The problem here is that you do use to_string()
to turn each item into an owned value, this is done lazily. Since it's lazy, the value before to_string is used (a &str
) still exists in the returned iterator's state, and thus is invalid (since the source String is dropped as soon as your map
closure returns).
Naive solution
The simplest solution here is to remove the lazy evaluation for that part of the iterator, and simply allocate all tokens as soon as the line is allocated. This will not be as fast, and will involve an additional allocation, but has minimal changes from your current function, and keeps the same signature:
// Returns an iterator of an iterator. The use case is a very large file where
// each line is very long. The outer iterator goes over the file's lines.
// The inner iterator returns the words of each line.
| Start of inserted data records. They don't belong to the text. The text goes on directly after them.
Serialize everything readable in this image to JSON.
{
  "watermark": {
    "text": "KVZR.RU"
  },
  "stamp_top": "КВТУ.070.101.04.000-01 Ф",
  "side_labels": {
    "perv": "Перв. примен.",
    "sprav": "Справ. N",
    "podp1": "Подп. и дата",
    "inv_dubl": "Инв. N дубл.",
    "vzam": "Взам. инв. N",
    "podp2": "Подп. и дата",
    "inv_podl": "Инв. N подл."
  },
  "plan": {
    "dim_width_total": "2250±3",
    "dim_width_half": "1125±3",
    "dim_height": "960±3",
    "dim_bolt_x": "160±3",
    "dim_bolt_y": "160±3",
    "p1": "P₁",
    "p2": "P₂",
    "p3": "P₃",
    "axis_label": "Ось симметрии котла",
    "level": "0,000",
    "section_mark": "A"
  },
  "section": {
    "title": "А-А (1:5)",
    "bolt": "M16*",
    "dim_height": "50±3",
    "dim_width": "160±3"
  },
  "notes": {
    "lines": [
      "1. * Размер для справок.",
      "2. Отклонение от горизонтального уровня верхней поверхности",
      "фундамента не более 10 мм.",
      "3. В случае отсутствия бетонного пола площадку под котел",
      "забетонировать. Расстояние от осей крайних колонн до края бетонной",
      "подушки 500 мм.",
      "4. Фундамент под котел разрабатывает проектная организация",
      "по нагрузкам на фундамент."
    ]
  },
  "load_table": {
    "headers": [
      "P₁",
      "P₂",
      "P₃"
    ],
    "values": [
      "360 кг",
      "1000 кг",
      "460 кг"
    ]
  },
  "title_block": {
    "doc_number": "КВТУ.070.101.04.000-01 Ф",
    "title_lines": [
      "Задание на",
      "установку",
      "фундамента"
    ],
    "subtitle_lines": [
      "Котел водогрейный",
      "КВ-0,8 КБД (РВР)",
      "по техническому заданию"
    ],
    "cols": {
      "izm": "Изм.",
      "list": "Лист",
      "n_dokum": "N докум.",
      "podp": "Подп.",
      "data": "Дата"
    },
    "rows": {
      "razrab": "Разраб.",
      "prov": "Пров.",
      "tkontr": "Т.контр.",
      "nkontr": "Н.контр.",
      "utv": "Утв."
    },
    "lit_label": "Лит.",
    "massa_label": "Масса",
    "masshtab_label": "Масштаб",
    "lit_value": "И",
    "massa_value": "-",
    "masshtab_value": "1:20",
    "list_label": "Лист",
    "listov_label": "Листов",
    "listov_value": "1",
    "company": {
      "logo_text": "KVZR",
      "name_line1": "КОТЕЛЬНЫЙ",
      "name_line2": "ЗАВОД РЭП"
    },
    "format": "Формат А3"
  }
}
pub fn tokens_from_path<P>(path_arg: P) -> BoxIter<BoxIter<String>>
where
P: AsRef<Path>
{
let reader = reader_from_path(path_arg);
let iter = reader.lines()
.filter_map(|result| result.ok())
.map(|s| {
let collected = tokens_from_str(&s).collect::<Vec<_>>();
Box::new(collected.into_iter()) as Box<Iterator<Item=String>>
});
Box::new(iter)
}
This solution will be fine for any small workload, and it will only allocate about twice as much memory for the line at the same time. There's a performance penalty, but unless you have 10mb+ lines, it probably won't matter.
If you do choose this solution, I'd recommend changing the function signature of tokens_from_path
to directly return a BoxIter<String>
:
pub fn tokens_from_path<P>(path_arg: P) -> BoxIter<String>
where
P: AsRef<Path>
{
let reader = reader_from_path(path_arg);
let iter = reader.lines()
.filter_map(|result| result.ok())
.flat_map(|s| {
let collected = tokens_from_str(&s).collect::<Vec<_>>();
Box::new(collected.into_iter()) as Box<Iterator<Item=String>>
});
Box::new(iter)
}
Alternative: decouple tokens_from_path
and tokens_from_str
The original code doesn't work because you are trying to return borrows to a String which you don't return.
We can fix that by returning the String instead - just hidden behind an opaque API. This is pretty similar to breeden's solution, but slightly different in execution.
use std::fs::{File};
use std::io::{BufRead, BufReader};
use std::path::Path;
type BoxIter<T> = Box<Iterator<Item=T>>;
/// Structure representing in our code a line, but with an opaque API surface.
pub struct TokenIntermediate(String);
impl<'a> IntoIterator for &'a TokenIntermediate {
type Item = String;
type IntoIter = Box<Iterator<Item=String> + 'a>;
fn into_iter(self) -> Self::IntoIter {
// delegate to tokens_from_str
tokens_from_str(&self.0)
}
}
fn tokens_from_str<'a>(text: &'a str) -> Box<Iterator<Item=String> + 'a> {
Box::new(text.lines().flat_map(|s|
s.split_whitespace().map(|s| s.to_string())
))
}
// Returns an iterator of an iterator. The use case is a very large file where
// each line is very long. The outer iterator goes over the file's lines.
// The inner iterator returns the words of each line.
pub fn token_parts_from_path<P>(path_arg: P) -> BoxIter<TokenIntermediate>
where
P: AsRef<Path>
{
let reader = reader_from_path(path_arg);
let iter = reader.lines()
.filter_map(|result| result.ok())
.map(|s| TokenIntermediate(s));
Box::new(iter)
}
fn reader_from_path<P>(path_arg: P) -> BufReader<File>
where P: AsRef<Path> {
let path = path_arg.as_ref();
let file = File::open(path).unwrap();
BufReader::new(file)
}
As you notice, there's no difference to tokens_from_str
, and tokens_from_path
just returns this opaque TokenIntermediate
struct. This will be just as usable as your original solution, all it does is push the ownership of your intermediate String
values onto the caller, so they can iterate the tokens in them.